Хаврошины крики долетели до Хвака и впились ему в уши, в глаза, в жирную грудь... Вроде бы она еще чего-то там кричала... или визжала... Ничего больше не слышно. Хвак захватил в себя дыхания побольше и замер, внимая... Хваку было слышно, как скрипят весла в уключинах, и хотя звуки эти были ему незнакомы, но он слышал, как стихают они, теряются среди плеска волн... Уплыли, стало быть. И гнева больше нет, разве что рот горит и в груди что-то ноет... И пониже, в брюхе... Вот чего Хвак отродясь не умел - так это колдовать, потому что все вокруг, односельчане его, во главе с женой Кыской, говорили, что не для его разума сие, что его заклятиям и наговорам учить - только время терять... Ну, что поделать, такова судьба ему выпала, ну и ладно, и получше Хвака люди безо всякого колдовства живут, подумаешь...Однако было в Хваке странное чутье: вот, например, он твердо понимал, что обидчицы Хавроши нет более в живых, стало быть и гневаться больше не на кого. А Косматый - вон кишки раздавлены, нет больше Косматого. Хвак подошел и пинками погнал окровавленную тушу к краю пристани - бульк! Ого! Там, в воде, оказывается, какие-то твари обитают, да огромные! Лучше здесь не поскальзываться... Хвак поспешно отбежал вглубь пристани... Надо бы и остальных в воду, все лучше, чем на досках сгниют... Шапку! Вот правильно люди говорят про него - дурак! На Косматом шапка - ох, красивая сидела, с зеленым верхом! Все, была да сплыла, назад уж не выловишь! Хвак начал осторожно обходить поле битвы, в почти полной темноте, скупо подсвеченной ущербною луной. Есть какая-то... На ощупь - сухая. И сапоги. Да, да, точно, сапоги! У Хвака никогда в жизни не было обуви красивее зимних чуней, из соломы связанных, а он так мечтал о сапогах! Чтобы с отворотами, да по бокам красивые кисточки!.. Как у тиунова сына... Эх, не вовремя Косматого сбросил! Верно говорят, что дурак - а все равно обидно. Хвак сызнова взялся тела ворочать, сапоги с каждого снимать... Набралось четыре пары, остальные, вместе с владельцами, в воду попадали. Захватил Хвак под мышку все добытое, отнес на берег и - примерять! Да только не улыбнулась ему удача, все четыре пары малы ему оказались! Ах, вот ведь жалко! А шапка - ничего, впору ему пришлась... уши только натирает.

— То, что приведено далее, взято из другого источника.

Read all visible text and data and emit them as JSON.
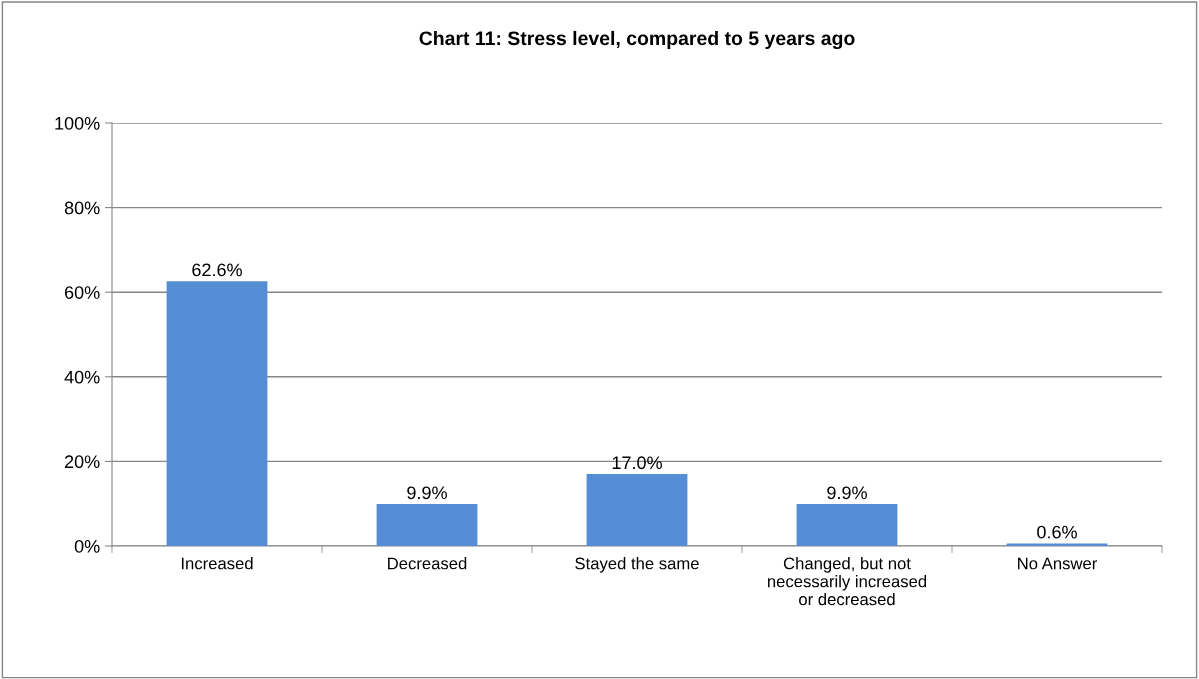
{
  "chart_data": {
    "type": "bar",
    "title": "Chart 11: Stress level, compared to 5 years ago",
    "categories": [
      "Increased",
      "Decreased",
      "Stayed the same",
      "Changed, but not\nnecessarily increased\nor decreased",
      "No Answer"
    ],
    "values": [
      62.6,
      9.9,
      17.0,
      9.9,
      0.6
    ],
    "value_labels": [
      "62.6%",
      "9.9%",
      "17.0%",
      "9.9%",
      "0.6%"
    ],
    "color": "#558ed5",
    "ylim": [
      0,
      100
    ],
    "yticks": [
      {
        "value": 0,
        "label": "0%"
      },
      {
        "value": 20,
        "label": "20%"
      },
      {
        "value": 40,
        "label": "40%"
      },
      {
        "value": 60,
        "label": "60%"
      },
      {
        "value": 80,
        "label": "80%"
      },
      {
        "value": 100,
        "label": "100%"
      }
    ],
    "grid": "y",
    "legend": false
  }
}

И опять Хвак спохватился, когда уже поздно было сожалеть о содеянном: сначала он все тела и все вещи в воду побросал, а потом уже смекнул, что следовало обыскать мешки, пояса и карманы! Придется немного погодить с мечтой о сапогах, но зато он теперь знает, чего ему хочется. Хвак потрогал десницею грудь, почесал пониже. Как-то так нехорошо ему... Он эдак не хочет... Что-то неправильное в нем, от чего надобно избавиться безо всякого промедления. Поморщился Хвак, вновь взялся растирать брюхо и грудь. В животе громко заурчало... А-а! Хвак шлепнул себя ладонью в живот и покаянно вздохнул: все понятно, ведь он уже скоро третьи сутки натощак живет! Есть хочется, почти как после пахотного дня! Что ж, надо идти куда-нибудь, на пропитание добывать. И на сапоги, и на кушак, а лучше на пояс! И станет тогда Хваку сытно и хорошо, и начнется счастливая жизнь, не хуже той, что раньше в деревне была.

Г Л А В А 2

Верти не верти - а непонятно!

Хвак хватил себя по лбу шуйцей, стиснутой в потный кулачище, и аж застонал, но не от боли - от обиды горькой, от негодования на собственную глупость: он денежку себе нашел, крупную, белого железа, то есть - серебряную но, вот, сколько в ней силы - не знает!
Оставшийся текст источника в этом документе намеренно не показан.